Whilst on my holiday to Devon I saw something you wouldn’t believe. A cow and a calf. Not impressed? What if I told you that these animals were in a barn? No? How about if I told you that they were each cut in half, nose to tail, and bolted to the inside of a glass tank subsequently filled with acid and exhibited. Damien Hirst’s Turner Prize winning contemporary art piece has been exhibited in London, Tokyo and now, Torquay for the Torre Abbey house and garden’s art collective summer show called Tamed. I was rather excited to be able to leave the big bad city and still catch world culture, albeit rather characteristically in a barn by the sea.
The stand-off-point of the exhibit was the word Tamed, chosen to incorporate man’s need to control the environment around him. The letters provided the subtext motifs, Tamed, Art, Money, Environment, Divided.
The exhibit was interesting, if not for the art then for the way it had been organised. Walking through the ancient entrance to the Abbey’s Spanish Barn we were greeted by two elderly volunteers, one male and the other female, sat behind a fold away table one would expect in a Primary School luncheon hall. They asked if we were here for the exhibit and got us to write down our details whilst they argued between themselves about the lack of Torbay Council Supporting The Arts tote bags to give away. We got one between three. After buying a brochure and leaving them to their squabbles we turned to enter the exhibit. In the distance at the end of the barn stood the Hirst exhibit, its power and size overshadowed the other exhibits whichwere chosen to compliment it and help voyeurs appreciate Hirst’s award winning piece from a new perspective. It was difficult to concentrate on the other exhibits when all I wanted to do was run up to the cow and scream “Errrr, you can see its insides!”
Needless to say I didn’t and so here is a snap shot of two of my favourite exhibits. (Photos taken from brochure not exhibit)

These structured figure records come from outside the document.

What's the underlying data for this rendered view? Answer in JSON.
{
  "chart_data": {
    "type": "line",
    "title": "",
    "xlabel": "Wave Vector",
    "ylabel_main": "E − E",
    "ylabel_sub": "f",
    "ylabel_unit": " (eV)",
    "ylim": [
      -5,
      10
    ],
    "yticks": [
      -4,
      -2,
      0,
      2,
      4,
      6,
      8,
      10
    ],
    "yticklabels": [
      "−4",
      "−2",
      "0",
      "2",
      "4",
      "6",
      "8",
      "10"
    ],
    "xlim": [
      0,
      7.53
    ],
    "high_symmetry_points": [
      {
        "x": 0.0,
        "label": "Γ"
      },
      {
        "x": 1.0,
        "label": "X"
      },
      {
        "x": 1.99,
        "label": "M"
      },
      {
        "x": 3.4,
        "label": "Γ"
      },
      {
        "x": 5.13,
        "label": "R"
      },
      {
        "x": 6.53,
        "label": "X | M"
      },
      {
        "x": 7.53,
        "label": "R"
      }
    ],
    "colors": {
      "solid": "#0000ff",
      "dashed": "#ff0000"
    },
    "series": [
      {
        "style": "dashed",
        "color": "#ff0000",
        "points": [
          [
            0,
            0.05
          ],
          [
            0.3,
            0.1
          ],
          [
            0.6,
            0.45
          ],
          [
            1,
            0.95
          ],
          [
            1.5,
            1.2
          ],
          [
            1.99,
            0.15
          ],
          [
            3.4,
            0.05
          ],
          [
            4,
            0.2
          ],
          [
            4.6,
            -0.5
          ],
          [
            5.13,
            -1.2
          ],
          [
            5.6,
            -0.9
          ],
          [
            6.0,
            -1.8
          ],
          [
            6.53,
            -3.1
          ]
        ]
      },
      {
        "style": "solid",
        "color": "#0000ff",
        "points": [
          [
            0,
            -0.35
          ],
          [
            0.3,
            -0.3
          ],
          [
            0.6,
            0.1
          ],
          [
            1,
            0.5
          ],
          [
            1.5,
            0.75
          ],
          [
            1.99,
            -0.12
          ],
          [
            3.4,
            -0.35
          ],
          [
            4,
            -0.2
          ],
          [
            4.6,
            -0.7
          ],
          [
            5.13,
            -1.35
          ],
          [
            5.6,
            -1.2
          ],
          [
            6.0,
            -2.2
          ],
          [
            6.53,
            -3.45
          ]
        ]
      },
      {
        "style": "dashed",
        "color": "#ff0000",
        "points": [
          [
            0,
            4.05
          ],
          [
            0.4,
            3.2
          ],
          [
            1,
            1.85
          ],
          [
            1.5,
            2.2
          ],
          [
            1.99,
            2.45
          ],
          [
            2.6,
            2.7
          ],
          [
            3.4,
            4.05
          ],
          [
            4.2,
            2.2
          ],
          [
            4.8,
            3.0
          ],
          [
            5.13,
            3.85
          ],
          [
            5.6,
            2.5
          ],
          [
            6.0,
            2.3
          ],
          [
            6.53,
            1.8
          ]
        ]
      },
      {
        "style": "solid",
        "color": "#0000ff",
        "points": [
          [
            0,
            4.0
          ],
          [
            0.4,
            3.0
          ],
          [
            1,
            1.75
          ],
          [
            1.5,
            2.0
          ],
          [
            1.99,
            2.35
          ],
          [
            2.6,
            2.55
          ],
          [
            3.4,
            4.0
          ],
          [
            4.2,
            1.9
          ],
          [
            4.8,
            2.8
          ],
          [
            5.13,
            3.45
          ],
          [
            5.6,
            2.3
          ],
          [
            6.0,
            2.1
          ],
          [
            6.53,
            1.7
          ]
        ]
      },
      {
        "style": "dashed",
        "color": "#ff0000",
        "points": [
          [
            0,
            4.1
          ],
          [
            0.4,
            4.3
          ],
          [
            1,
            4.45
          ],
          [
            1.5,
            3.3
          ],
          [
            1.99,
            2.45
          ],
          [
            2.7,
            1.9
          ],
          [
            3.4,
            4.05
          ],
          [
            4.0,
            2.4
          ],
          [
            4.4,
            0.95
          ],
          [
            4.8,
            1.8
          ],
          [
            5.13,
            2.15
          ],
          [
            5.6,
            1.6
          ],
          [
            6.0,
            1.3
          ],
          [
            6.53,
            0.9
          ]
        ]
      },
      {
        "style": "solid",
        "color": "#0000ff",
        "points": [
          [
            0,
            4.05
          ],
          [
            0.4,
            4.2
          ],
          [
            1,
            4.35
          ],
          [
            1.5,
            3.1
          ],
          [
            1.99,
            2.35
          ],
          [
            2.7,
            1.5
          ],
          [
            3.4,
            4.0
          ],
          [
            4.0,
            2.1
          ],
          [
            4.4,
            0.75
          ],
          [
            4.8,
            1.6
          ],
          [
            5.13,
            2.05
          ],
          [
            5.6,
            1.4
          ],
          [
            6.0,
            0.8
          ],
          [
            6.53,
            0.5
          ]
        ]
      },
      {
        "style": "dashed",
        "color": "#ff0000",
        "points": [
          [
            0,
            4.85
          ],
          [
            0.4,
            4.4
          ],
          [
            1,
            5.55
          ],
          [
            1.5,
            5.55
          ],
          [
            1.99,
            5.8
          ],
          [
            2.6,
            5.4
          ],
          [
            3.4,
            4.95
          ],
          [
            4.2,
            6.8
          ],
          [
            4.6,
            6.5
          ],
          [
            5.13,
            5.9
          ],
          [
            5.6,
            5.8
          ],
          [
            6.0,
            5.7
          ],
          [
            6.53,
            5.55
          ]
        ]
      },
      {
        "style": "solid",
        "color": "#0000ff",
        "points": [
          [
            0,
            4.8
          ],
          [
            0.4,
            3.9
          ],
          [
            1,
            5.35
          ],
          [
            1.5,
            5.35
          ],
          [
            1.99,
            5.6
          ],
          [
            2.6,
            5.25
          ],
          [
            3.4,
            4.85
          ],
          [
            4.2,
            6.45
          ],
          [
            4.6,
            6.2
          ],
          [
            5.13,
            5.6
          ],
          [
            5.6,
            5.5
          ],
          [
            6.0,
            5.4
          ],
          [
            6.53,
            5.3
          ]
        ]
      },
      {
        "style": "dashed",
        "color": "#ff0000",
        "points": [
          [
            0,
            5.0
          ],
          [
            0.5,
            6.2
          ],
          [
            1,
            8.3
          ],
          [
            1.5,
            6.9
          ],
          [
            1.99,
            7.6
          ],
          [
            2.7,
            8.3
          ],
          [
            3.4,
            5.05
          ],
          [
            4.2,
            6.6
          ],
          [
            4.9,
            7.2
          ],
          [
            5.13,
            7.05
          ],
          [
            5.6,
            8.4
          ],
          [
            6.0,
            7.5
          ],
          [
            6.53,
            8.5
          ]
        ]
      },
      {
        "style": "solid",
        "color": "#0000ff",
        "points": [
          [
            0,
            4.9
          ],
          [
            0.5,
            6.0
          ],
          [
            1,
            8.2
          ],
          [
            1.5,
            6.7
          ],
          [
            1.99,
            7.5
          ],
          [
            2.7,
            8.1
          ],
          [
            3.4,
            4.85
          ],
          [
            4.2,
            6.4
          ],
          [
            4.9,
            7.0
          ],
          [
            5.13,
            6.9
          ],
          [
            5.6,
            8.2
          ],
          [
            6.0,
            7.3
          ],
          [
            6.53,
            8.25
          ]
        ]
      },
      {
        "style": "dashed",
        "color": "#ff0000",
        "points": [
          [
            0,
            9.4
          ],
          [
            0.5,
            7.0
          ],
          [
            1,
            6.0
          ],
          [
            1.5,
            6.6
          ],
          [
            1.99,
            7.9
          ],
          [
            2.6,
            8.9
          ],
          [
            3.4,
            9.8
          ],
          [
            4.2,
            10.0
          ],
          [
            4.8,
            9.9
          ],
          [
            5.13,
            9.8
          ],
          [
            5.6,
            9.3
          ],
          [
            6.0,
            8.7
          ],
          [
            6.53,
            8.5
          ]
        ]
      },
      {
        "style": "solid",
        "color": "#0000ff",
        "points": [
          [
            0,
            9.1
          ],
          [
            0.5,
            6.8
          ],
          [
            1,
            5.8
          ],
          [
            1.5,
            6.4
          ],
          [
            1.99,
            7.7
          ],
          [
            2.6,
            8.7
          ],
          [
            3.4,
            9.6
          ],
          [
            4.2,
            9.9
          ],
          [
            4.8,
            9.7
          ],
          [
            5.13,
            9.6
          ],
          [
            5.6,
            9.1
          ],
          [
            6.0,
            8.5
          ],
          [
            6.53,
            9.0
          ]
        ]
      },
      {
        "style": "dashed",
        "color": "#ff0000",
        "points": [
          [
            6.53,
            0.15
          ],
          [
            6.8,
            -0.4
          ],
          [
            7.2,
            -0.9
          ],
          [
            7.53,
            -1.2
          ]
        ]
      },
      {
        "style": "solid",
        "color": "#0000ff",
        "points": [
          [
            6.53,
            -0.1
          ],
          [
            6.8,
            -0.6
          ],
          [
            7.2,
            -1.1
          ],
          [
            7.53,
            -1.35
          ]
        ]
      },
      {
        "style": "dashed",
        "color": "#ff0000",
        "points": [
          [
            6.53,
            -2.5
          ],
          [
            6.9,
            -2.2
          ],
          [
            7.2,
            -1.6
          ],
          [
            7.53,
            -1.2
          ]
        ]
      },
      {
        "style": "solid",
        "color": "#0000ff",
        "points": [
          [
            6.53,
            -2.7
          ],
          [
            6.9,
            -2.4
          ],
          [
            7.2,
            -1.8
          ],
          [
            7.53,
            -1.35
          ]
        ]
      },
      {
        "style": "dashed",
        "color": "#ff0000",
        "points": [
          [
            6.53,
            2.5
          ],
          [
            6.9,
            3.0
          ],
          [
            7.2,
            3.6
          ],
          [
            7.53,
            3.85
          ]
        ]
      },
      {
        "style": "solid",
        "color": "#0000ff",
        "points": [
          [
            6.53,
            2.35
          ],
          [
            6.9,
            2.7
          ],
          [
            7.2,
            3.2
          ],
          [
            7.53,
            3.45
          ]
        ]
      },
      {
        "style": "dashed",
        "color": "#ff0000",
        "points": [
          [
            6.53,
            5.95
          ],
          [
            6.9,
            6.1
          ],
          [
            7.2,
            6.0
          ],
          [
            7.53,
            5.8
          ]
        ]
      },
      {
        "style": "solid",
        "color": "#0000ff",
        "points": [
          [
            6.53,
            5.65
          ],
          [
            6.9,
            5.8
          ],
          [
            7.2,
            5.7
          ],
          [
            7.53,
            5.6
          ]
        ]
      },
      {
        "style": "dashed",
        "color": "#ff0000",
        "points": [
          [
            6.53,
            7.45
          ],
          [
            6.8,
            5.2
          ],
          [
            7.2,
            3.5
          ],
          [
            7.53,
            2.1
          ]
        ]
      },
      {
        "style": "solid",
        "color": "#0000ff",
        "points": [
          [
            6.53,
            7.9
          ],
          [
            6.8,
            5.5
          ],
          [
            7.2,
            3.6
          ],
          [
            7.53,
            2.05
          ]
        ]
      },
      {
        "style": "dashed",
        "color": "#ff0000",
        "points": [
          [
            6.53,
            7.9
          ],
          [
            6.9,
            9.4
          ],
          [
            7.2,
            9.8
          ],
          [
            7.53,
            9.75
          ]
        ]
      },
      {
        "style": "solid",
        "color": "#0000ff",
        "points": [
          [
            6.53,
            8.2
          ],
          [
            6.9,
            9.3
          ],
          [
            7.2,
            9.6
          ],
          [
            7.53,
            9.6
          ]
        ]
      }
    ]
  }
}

Paul Coldwell, Bouquet (1991)
Made from wood, Portland stone, marble, lead and copper this piece aims to signify the passing and uncontrollable qualities of time whilst seemingly allowing viewers to remember that markings are made by every life on the environment. It looked like a cross section of earth where fossilised minerals and materials become like a story of life gone past. I felt the piece complimented the static frozen state of the Hirst exhibit as well as the ancient, aging Spanish Barn.
Mike Nelson, Taylor (1994)
Made from metal, canvas, wood and mixed media theexhibitname was taken from the lead in the Pierre Boulle novel Monkey Planet, which was made into the blockbuster Planet of the Apes. The piece is opposite to the Hirst exhibit which is a blatant exhibition of man’s power over animal, this piece however is about man’s submission to the elements. A raft, alone, drifting in a world ruled by another species. I liked it especially because it brought literature into the mix!
And now, Damien Hirst (2007) (Photos by Sarah Bagnall)
Many people have opinions on this piece, most of these people have not been to see it and take their opinions from The Daily Mail. It is striking, unnerving, disgusting, telling, scary, and sad. But you can’t have these opinions in context without standing in front of it, or in between the two halves as I did.
I felt guilty for feeling sad as I am a meat eating human who, by eating meat, condones the farming and slaughter of these animals to suit myneeds, ever more prevalent being stood within a barn. Why not slaughter them for art? Surely it a more permanent existence to that of a Big Mac? Hirst’s art makes you think about all things at once and I still don’t really know what I feel about it. It was both beautiful and sickening, in its physical form and in the fact that Hirst has profited off of the back of these murdered animals. It was silent as well as being very vocal, overpowering the exhibition. I think anyone with an opinion in mind should make sure they go to see it.